Conformément aux dispositions de l’article 1125 du Code de procédure civile les dépens sont partagés par moitié entre les parties.
PAR CES MOTIFS
Le Juge aux affaires familiales, statuant publiquement, par jugement mis à disposition au greffe, contradictoire et en premier ressort,
Vu l’assignation en divorce, enregistrée au greffe le 28 mai 2024 ;
Vu l’ordonnance d’orientation et de mesures provisoires en date du 21 octobre 2024 ;
Vu la déclaration d’acceptation du principe de la rupture du mariage sans considération des faits à l’origine de celle-ci des époux en date du 24 mars 2025 ;
CONSTATE que Madame [V] [Y] épouse [E] a satisfait aux dispositions des articles 252 du Code civil et 1115 du Code de procédure civile ;
Vu les articles 233 et 234 du Code civil, ainsi que 1123-1 et 1124 du Code de procédure civile ;
CONSTATE que les époux ont accepté le principe de la rupture du mariage sans considération des faits à l’origine de celle-ci selon acte sous signature privée contresigné par leurs avocats respectifs ;
PRONONCE LE DIVORCE de
Monsieur [J] [I] [E], né le 2 février 1970 à Phalsbourg (Moselle)
Et
Madame [V] [Y] épouse [E], née le 27 janvier 1973 à Lomé (Togo)

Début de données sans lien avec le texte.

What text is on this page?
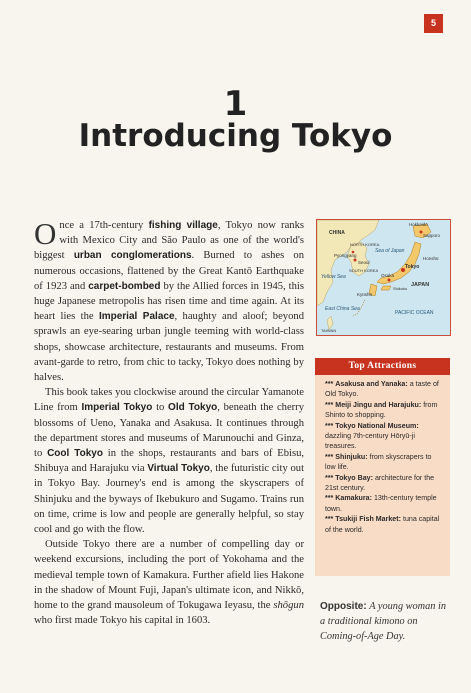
5
1
Introducing Tokyo

Once a 17th-century fishing village, Tokyo now ranks with Mexico City and São Paulo as one of the world's biggest urban conglomerations. Burned to ashes on numerous occasions, flattened by the Great Kantō Earthquake of 1923 and carpet-bombed by the Allied forces in 1945, this huge Japanese metropolis has risen time and time again. At its heart lies the Imperial Palace, haughty and aloof; beyond sprawls an eye-searing urban jungle teeming with world-class shops, showcase architecture, restaurants and museums. From avant-garde to retro, from chic to tacky, Tokyo does nothing by halves.

This book takes you clockwise around the circular Yamanote Line from Imperial Tokyo to Old Tokyo, beneath the cherry blossoms of Ueno, Yanaka and Asakusa. It continues through the department stores and museums of Marunouchi and Ginza, to Cool Tokyo in the shops, restaurants and bars of Ebisu, Shibuya and Harajuku via Virtual Tokyo, the futuristic city out in Tokyo Bay. Journey's end is among the skyscrapers of Shinjuku and the byways of Ikebukuro and Sugamo. Trains run on time, crime is low and people are generally helpful, so stay cool and go with the flow.

Outside Tokyo there are a number of compelling day or weekend excursions, including the port of Yokohama and the medieval temple town of Kamakura. Further afield lies Hakone in the shadow of Mount Fuji, Japan's ultimate icon, and Nikkō, home to the grand mausoleum of Tokugawa Ieyasu, the shōgun who first made Tokyo his capital in 1603.

CHINA
Hokkaidō
Sapporo
NORTH KOREA
Pyongyang
Seoul
SOUTH KOREA
Sea of Japan
Honshū
Yellow Sea
Tokyo
Osaka
Shikoku
Kyūshū
JAPAN
East China Sea
TAIWAN
PACIFIC OCEAN
Top Attractions
*** Asakusa and Yanaka: a taste of Old Tokyo.
*** Meiji Jingu and Harajuku: from Shinto to shopping.
*** Tokyo National Museum: dazzling 7th-century Hōryū-ji treasures.
*** Shinjuku: from skyscrapers to low life.
*** Tokyo Bay: architecture for the 21st century.
*** Kamakura: 13th-century temple town.
*** Tsukiji Fish Market: tuna capital of the world.
Opposite: A young woman in a traditional kimono on Coming-of-Age Day.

pour acceptation du principe de la rupture du mariage sans considération des faits à l’origine de celle-ci ;
DECLARE en conséquence dissous le mariage contracté par les parties le 24 décembre 2013 à Lomé (TOGO) ;
ORDONNE que mention du dispositif du présent jugement soit portée en marge de l’acte de mariage et des actes de naissance des parties ;
ORDONNE la transcription du dispositif du présent jugement sur les registres de l’état civil déposés au Service central de l’état civil du ministère des Affaires Étrangères établi à NANTES, l’épouse étant née à l’étranger et le mariage célébré à l’étranger, et la mention en marge des actes de naissance de chacun des époux ;
DIT que les effets du divorce, dans les rapports entre les époux, en ce qui concerne leurs biens, remonteront au 8 février 2024, date de fin de leur cohabitation et collaboration ;
INVITE les parties à procéder à la liquidation et au partage des intérêts patrimoniaux des époux conformément au Droit local en vigueur, à défaut d’accord ;
RAPPELLE que le divorce emporte révocation de plein droit des avantages matrimoniaux qui ne prennent effet qu’à la dissolution du régime matrimonial ou au décès de l’un des époux et des dispositions à cause de mort, accordées par un époux envers son conjoint par contrat de mariage ou pendant l’union ;
RAPPELLE que, conformément à l’article 264 du Code civil, à la suite du divorce, chacun des époux perd l’usage du nom de son conjoint ;
FIXE à 25 000 euros le montant de la prestation compensatoire que Monsieur [J] [I] [E] versera à Madame [V] [Y] épouse [E] sous forme de capital et, en tant que de besoin LE CONDAMNE à lui verser cette somme ;
Sur les autres dispositions du jugement
DEBOUTE les parties de toute autre demande ;
CONDAMNE chaque partie à la moitié des dépens ;
DIT n’y avoir lieu à exécution provisoire de la présente décision.
Ainsi jugé, mis à disposition au greffe le 7 mai 2026 et signé par Nathalie ESSELIN-LELOUP, Juge aux affaires familiales, et par Morgane BONNET, Greffière.